What once were mutually supportive, family-owned mobile home lot rentals have been replaced by an industry increasingly controlled by multi-state corporations and private equity firms driven by profit—often at the expense of residents and their homes.

As these homes have been less mobile, the land under them has become more attractive to predatory investors. Frank Rolfe, the founder of Mobile Home University, who teaches classes “in the art of buying and operating mobile-home parks,” compared owning a mobile home park where residents own the homes but rent the land to “a Waffle House where the customers are chained to the booths.” Investors can raise rents without limit and people must stay and pay or lose their home and largest investment.

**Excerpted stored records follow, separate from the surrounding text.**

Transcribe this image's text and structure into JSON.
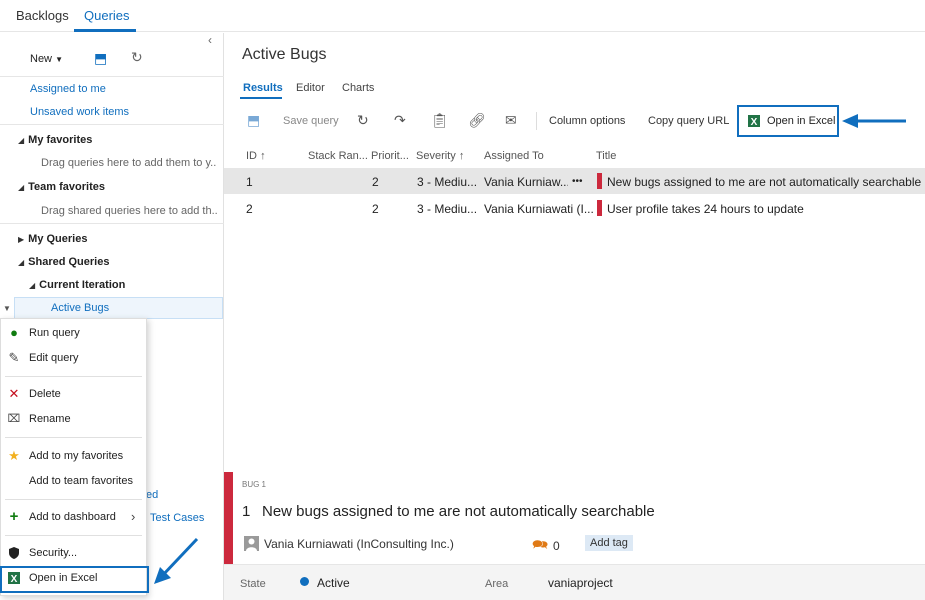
{
  "top_tabs": [
    "Backlogs",
    "Queries"
  ],
  "left": {
    "new_label": "New",
    "links": [
      "Assigned to me",
      "Unsaved work items"
    ],
    "my_favorites": {
      "title": "My favorites",
      "hint": "Drag queries here to add them to y..."
    },
    "team_favorites": {
      "title": "Team favorites",
      "hint": "Drag shared queries here to add th..."
    },
    "my_queries": "My Queries",
    "shared_queries": "Shared Queries",
    "current_iteration": "Current Iteration",
    "selected_query": "Active Bugs",
    "peek_texts": [
      "ed",
      "Test Cases"
    ]
  },
  "context_menu": {
    "items": [
      {
        "label": "Run query",
        "icon": "play-icon"
      },
      {
        "label": "Edit query",
        "icon": "pencil-icon"
      },
      {
        "label": "Delete",
        "icon": "x-icon"
      },
      {
        "label": "Rename",
        "icon": "rename-icon"
      },
      {
        "label": "Add to my favorites",
        "icon": "star-icon"
      },
      {
        "label": "Add to team favorites",
        "icon": ""
      },
      {
        "label": "Add to dashboard",
        "icon": "plus-icon"
      },
      {
        "label": "Security...",
        "icon": "shield-icon"
      },
      {
        "label": "Open in Excel",
        "icon": "excel-icon"
      }
    ]
  },
  "main": {
    "title": "Active Bugs",
    "subtabs": [
      "Results",
      "Editor",
      "Charts"
    ],
    "toolbar": {
      "save_query": "Save query",
      "column_options": "Column options",
      "copy_query_url": "Copy query URL",
      "open_in_excel": "Open in Excel"
    },
    "columns": [
      "ID",
      "Stack Ran...",
      "Priorit...",
      "Severity",
      "Assigned To",
      "Title"
    ],
    "rows": [
      {
        "id": "1",
        "priority": "2",
        "severity": "3 - Mediu...",
        "assigned": "Vania Kurniaw...",
        "more": "•••",
        "title": "New bugs assigned to me are not automatically searchable"
      },
      {
        "id": "2",
        "priority": "2",
        "severity": "3 - Mediu...",
        "assigned": "Vania Kurniawati (I...",
        "more": "",
        "title": "User profile takes 24 hours to update"
      }
    ]
  },
  "detail": {
    "type_label": "BUG 1",
    "id": "1",
    "title": "New bugs assigned to me are not automatically searchable",
    "assigned": "Vania Kurniawati (InConsulting Inc.)",
    "comments": "0",
    "add_tag": "Add tag",
    "state_label": "State",
    "state_value": "Active",
    "area_label": "Area",
    "area_value": "vaniaproject"
  },
  "colors": {
    "accent": "#106ebe",
    "bug_red": "#cc293d",
    "excel_green": "#217346",
    "run_green": "#107c10",
    "delete_red": "#c50f1f",
    "star_yellow": "#f2b01e"
  }
}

Deferred maintenance has become part of the investment strategy that neglects infrastructure and repairs and prioritizes investor returns over resident well-being. It results in rising rents, declining infrastructure, and growing social and economic vulnerability for residents—many of whom have few, if any, other housing options.

THIS PRACTICE HAS BEEN GOING ON FOR DECADES.  People are suffering and are being displaced. Homes and communities are being destroyed. Governments are looking the other way. Or worse. They are awarding taxpayers dollars to developers who are destroying these affordable housing communities (homes owned by individuals) to build fewer affordable homes. One example:

CREI Holdings in Florida received government funding for the Li’l Abner affordable housing project in Sweetwater. CREI Holdings secured $67 million in construction financing for Li’l Abner III, which will add 316 affordable housing apartments, with the project also receiving a $2 million grant from Miami-Dade County to cover construction costs. Nine hundred manufactured homes were destroyed to make way for 316 new units. 

A Decent Home

A DECENT HOME is a feature length documentary film by Sara Terry that addresses urgent issues of class and economic inequity through the lives of mobile home park residents who can’t afford housing anywhere else. The film asks, Who are we becoming as Americans? — as private equity firms and wealthy investors buy up parks, making sky-high returns on their investments while squeezing every last penny out of the mobile home owners who lack rights and protections under local and state laws, and must pay rent for the land they live on.

John Oliver on Last Week Tonight

On Last Week Tonight, John Oliver examined the disturbing realities of the mobile home industry — notably, a system of land ownership that allows some of America’s richest people to prey upon some of the country’s poorest.

PESP Private Equity Manufactured Housing Tracker

Over the past 20 years, manufactured home communities increasingly have gone from “mom and pop” enterprises to ownership by private equity firms, hedge funds, and large, multi-state corporations that seek to capitalize on manufactured home owners’ unique situation.